2020-01-30 Knef - Barrierefrei - 01 Foto © Carlo Werndl von Lehenstein

Mit ihrem neuen Programm „Barrierefrei“ zelebriert Ulrich Michael Heissig alias Irmgard Knef die Last und Lust des Alterns

von Axel Schock

BERLIN – Für einen fortgeschrittenen Geburtstag fällt die Deko etwas spärlich aus. Zwischen zwei Luftballons schweben da noch, silbrig glänzend, eine aufblasbare 9 und 5. So glamourös stellt man sich dann wohl die Feierlichkeiten im Tagungsraum eines Altersheims vor. Nun ja, genaugenommen feiert Irmgard Knef ihr halbrundes Jubiläum in der Berliner Bar jeder Vernunft und zudem auch ein wenig verfrüht. Denn erst im kommenden Dezember vor 95 Jahren hat sie, so will es die Legende, mit Zwillingsschwester Hildegard in Ulm das Licht der Welt erblickt.

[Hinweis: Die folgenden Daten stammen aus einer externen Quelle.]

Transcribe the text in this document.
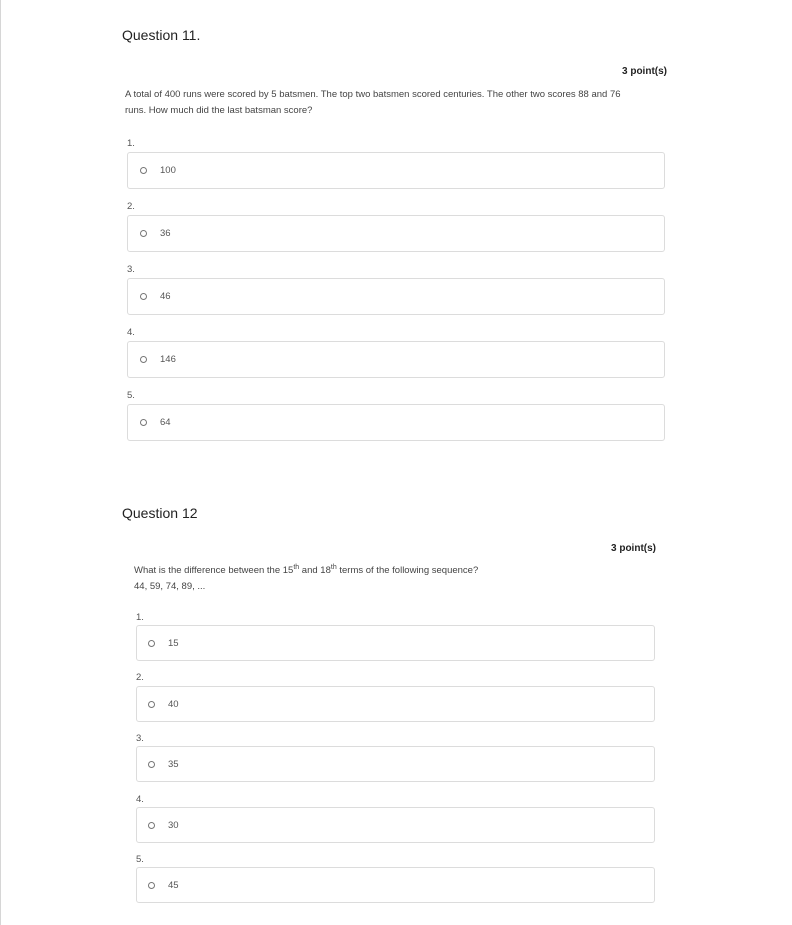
Question 11.
3 point(s)
A total of 400 runs were scored by 5 batsmen. The top two batsmen scored centuries. The other two scores 88 and 76
runs. How much did the last batsman score?
1.
100
2.
36
3.
46
4.
146
5.
64
Question 12
3 point(s)
What is the difference between the 15th and 18th terms of the following sequence?
44, 59, 74, 89, ...
1.
15
2.
40
3.
35
4.
30
5.
45
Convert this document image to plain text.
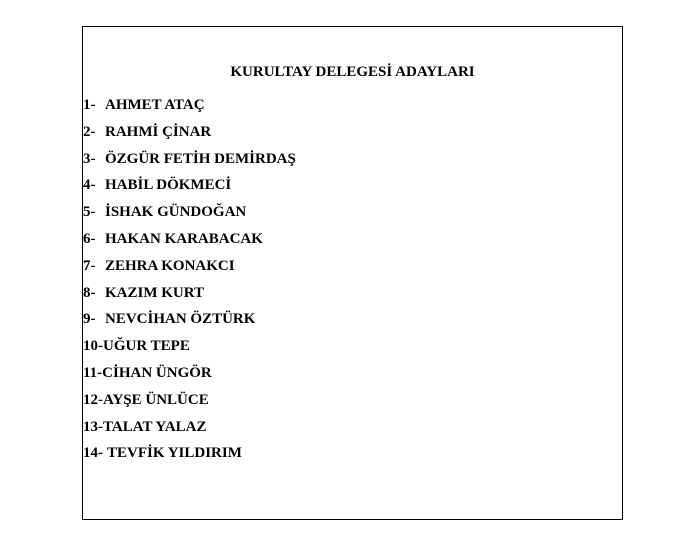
KURULTAY DELEGESİ ADAYLARI
1- AHMET ATAÇ
2- RAHMİ ÇİNAR
3- ÖZGÜR FETİH DEMİRDAŞ
4- HABİL DÖKMECİ
5- İSHAK GÜNDOĞAN
6- HAKAN KARABACAK
7- ZEHRA KONAKCI
8- KAZIM KURT
9- NEVCİHAN ÖZTÜRK
10-UĞUR TEPE
11-CİHAN ÜNGÖR
12-AYŞE ÜNLÜCE
13-TALAT YALAZ
14- TEVFİK YILDIRIM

Und während die große Schwester Weltkarriere machte, mühte sich Irmgard ihrerseits, wenn auch weniger erfolgreich, ebenfalls um Ruhm und Karriere. Seit nunmehr 20 Jahren und– je nach Zählung – in mittlerweile sieben bzw. acht Programmen und diversen Specials – spinnt ihr Schöpfer und Darsteller Ulrich Michael Heissig diese Existenz im Schatten Hildes weiter.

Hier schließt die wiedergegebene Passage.